L’obiettivo generale del progetto è quello di rafforzare la valenza sociale dei servizi educativi, promuovendoli come luoghi di aggregazione, socializzazione e condivisione di esperienze comuni per le neo famiglie. I corsi di massaggio infantile rappresentano infatti un’ottima “porta d’accesso” per conoscere e sostenere nuove famiglie, favorire l’orientamento ai percorsi di sostegno alla genitorialità e a tutte le attività del Centro per le Famiglie. Nell’ambito delle iniziative rivolte ai bambini e alle famiglie, la biblioteca Trisi di Lugo coordina le attività sul territorio legate al progetto “Nati per Leggere” che lo scorso anno ha compiuto 20 anni. Sviluppato assieme all’Associazione Culturale Pediatri, l’Associazione Italiana Biblioteche e il Centro per la Salute del Bambino, il programma è presente in tutte le regioni italiane.
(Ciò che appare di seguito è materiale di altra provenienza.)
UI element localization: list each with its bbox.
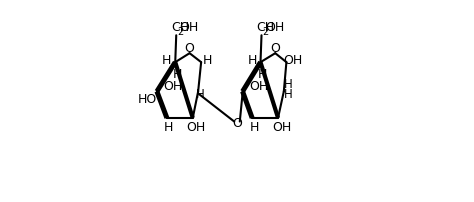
Text: O: O [184, 42, 194, 55]
Text: OH: OH [272, 121, 291, 134]
Text: OH: OH [249, 80, 268, 93]
Text: HO: HO [138, 93, 157, 106]
Text: H: H [173, 68, 182, 81]
Text: OH: OH [283, 54, 302, 67]
Text: O: O [270, 42, 280, 55]
Text: H: H [202, 54, 212, 67]
Text: H: H [164, 121, 173, 134]
Text: OH: OH [179, 21, 199, 34]
Text: H: H [284, 88, 292, 101]
Text: H: H [284, 78, 292, 91]
Text: H: H [162, 54, 172, 67]
Text: H: H [196, 88, 204, 101]
Text: OH: OH [163, 80, 182, 93]
Text: H: H [249, 121, 259, 134]
Text: H: H [247, 54, 257, 67]
Text: 2: 2 [263, 27, 269, 37]
Text: OH: OH [265, 21, 284, 34]
Text: CH: CH [256, 21, 274, 34]
Text: O: O [232, 117, 242, 130]
Text: 2: 2 [177, 27, 183, 37]
Text: OH: OH [187, 121, 206, 134]
Text: CH: CH [171, 21, 189, 34]
Text: H: H [258, 68, 268, 81]
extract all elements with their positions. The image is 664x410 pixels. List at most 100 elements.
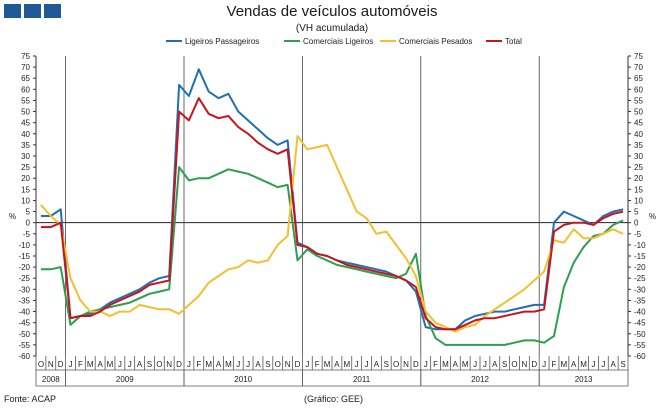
x-tick-label: M	[343, 360, 350, 369]
x-tick-label: M	[324, 360, 331, 369]
x-tick-label: J	[355, 360, 359, 369]
y-tick-label-left: -30	[18, 285, 30, 294]
y-tick-label-left: 45	[21, 119, 30, 128]
x-tick-label: N	[285, 360, 291, 369]
y-tick-label-left: -10	[18, 241, 30, 250]
x-tick-label: M	[87, 360, 94, 369]
y-tick-label-right: 35	[634, 141, 643, 150]
x-tick-label: O	[511, 360, 517, 369]
x-tick-label: J	[118, 360, 122, 369]
y-tick-label-right: 0	[634, 219, 639, 228]
x-tick-label: A	[137, 360, 143, 369]
year-label: 2008	[42, 375, 60, 384]
y-tick-label-left: -45	[18, 319, 30, 328]
y-tick-label-left: -5	[23, 230, 31, 239]
x-tick-label: N	[48, 360, 54, 369]
y-tick-label-right: -15	[634, 252, 646, 261]
x-tick-label: D	[531, 360, 537, 369]
series-line-ligeiros-passageiros	[40, 68, 624, 331]
x-tick-label: A	[611, 360, 617, 369]
x-tick-label: F	[78, 360, 83, 369]
y-tick-label-left: 50	[21, 108, 30, 117]
y-axis-label-right: %	[649, 212, 656, 221]
y-tick-label-right: 65	[634, 74, 643, 83]
x-tick-label: M	[107, 360, 114, 369]
y-tick-label-left: -40	[18, 308, 30, 317]
y-tick-label-right: 20	[634, 174, 643, 183]
y-tick-label-left: 70	[21, 63, 30, 72]
y-tick-label-left: -15	[18, 252, 30, 261]
x-tick-label: A	[492, 360, 498, 369]
y-tick-label-right: -10	[634, 241, 646, 250]
x-tick-label: M	[225, 360, 232, 369]
y-tick-label-left: 20	[21, 174, 30, 183]
y-tick-label-right: 70	[634, 63, 643, 72]
x-tick-label: M	[205, 360, 212, 369]
x-tick-label: M	[462, 360, 469, 369]
x-tick-label: J	[473, 360, 477, 369]
year-label: 2011	[353, 375, 371, 384]
year-label: 2010	[234, 375, 252, 384]
x-tick-label: D	[295, 360, 301, 369]
x-tick-label: S	[265, 360, 270, 369]
x-tick-label: N	[403, 360, 409, 369]
y-tick-label-left: 55	[21, 96, 30, 105]
legend-label: Comerciais Pesados	[399, 37, 472, 46]
x-tick-label: A	[216, 360, 222, 369]
y-tick-label-left: -25	[18, 274, 30, 283]
y-tick-label-right: 5	[634, 208, 639, 217]
x-tick-label: J	[236, 360, 240, 369]
y-tick-label-right: 25	[634, 163, 643, 172]
y-tick-label-right: -55	[634, 341, 646, 350]
y-axis-label-left: %	[9, 212, 16, 221]
y-tick-label-right: 60	[634, 85, 643, 94]
y-tick-label-left: 30	[21, 152, 30, 161]
x-tick-label: N	[522, 360, 528, 369]
logo-block	[4, 4, 21, 18]
y-tick-label-right: 75	[634, 52, 643, 61]
x-tick-label: M	[561, 360, 568, 369]
y-tick-label-left: 15	[21, 185, 30, 194]
y-tick-label-right: 15	[634, 185, 643, 194]
y-tick-label-left: -55	[18, 341, 30, 350]
legend-label: Total	[505, 37, 522, 46]
y-tick-label-right: 45	[634, 119, 643, 128]
y-tick-label-left: 75	[21, 52, 30, 61]
x-tick-label: J	[128, 360, 132, 369]
y-tick-label-right: -25	[634, 274, 646, 283]
x-tick-label: J	[69, 360, 73, 369]
series-line-comerciais-ligeiros	[40, 166, 624, 346]
x-tick-label: J	[591, 360, 595, 369]
y-tick-label-right: 55	[634, 96, 643, 105]
x-tick-label: J	[305, 360, 309, 369]
x-tick-label: F	[315, 360, 320, 369]
y-tick-label-right: 10	[634, 196, 643, 205]
x-tick-label: S	[502, 360, 507, 369]
chart-subtitle: (VH acumulada)	[295, 23, 369, 34]
logo-block	[44, 4, 61, 18]
x-tick-label: O	[393, 360, 399, 369]
x-tick-label: O	[38, 360, 44, 369]
year-label: 2013	[575, 375, 593, 384]
y-tick-label-left: 10	[21, 196, 30, 205]
x-tick-label: J	[483, 360, 487, 369]
chart-title: Vendas de veículos automóveis	[226, 3, 438, 20]
x-tick-label: O	[156, 360, 162, 369]
y-tick-label-right: -5	[634, 230, 642, 239]
y-tick-label-right: -40	[634, 308, 646, 317]
x-tick-label: J	[601, 360, 605, 369]
x-tick-label: A	[571, 360, 577, 369]
x-tick-label: O	[275, 360, 281, 369]
legend-label: Comerciais Ligeiros	[303, 37, 373, 46]
x-tick-label: A	[255, 360, 261, 369]
y-tick-label-left: -35	[18, 296, 30, 305]
x-tick-label: J	[246, 360, 250, 369]
x-tick-label: F	[196, 360, 201, 369]
x-tick-label: M	[442, 360, 449, 369]
x-tick-label: S	[620, 360, 625, 369]
y-tick-label-left: -50	[18, 330, 30, 339]
y-tick-label-right: -60	[634, 352, 646, 361]
y-tick-label-left: 5	[26, 208, 31, 217]
x-tick-label: J	[542, 360, 546, 369]
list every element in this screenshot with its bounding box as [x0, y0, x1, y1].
“I primi 1.000 giorni di vita sono fondamentali per lo sviluppo del bambino – ha affermato Lisa Nani, referente della biblioteca per il progetto –  Nati per Leggere propone gratuitamente alle famiglie con bambini fino a 6 anni di età attività di lettura che costituiscono un’esperienza importante per lo sviluppo cognitivo dei bambini e per lo sviluppo delle capacità dei genitori di crescere con i loro figli”.

“Il nostro territorio gode di un’offerta molto ricca di servizi e opportunità di supporto alla genitorialità frutto di un lavoro collegiale tra enti locali, regione, ausl, mondo del volontariato e  delle imprese – il commento dell’Unione dei Comuni da parte del Sindaco Referente –  La Bassa Romagna investe 13 milioni di euro sui servizi per l’infanzia, che oggi si compongono di 38 sezioni nido, 30 sezioni di scuole per l’infanzia, con tutti i servizi accessori di trasporto, mensa, pre e post scuola che consentono alle nostre famiglie di conciliare al meglio tempi di vita e di lavoro. Nel nostro territorio il 37% dei bambini frequenta il nido, è un dato superiore di gran lunga alla media regionale e nazionale che ci permette di  soddisfare completamente la domanda. Questi servizi, uniti alle proposte di incontro e confronto offerte dal nostro Centro per le famiglie, fanno della Bassa Romagna un territorio in grado di accompagnare con professionalità e attenzione i genitori nel loro percorso quotidiano di crescita.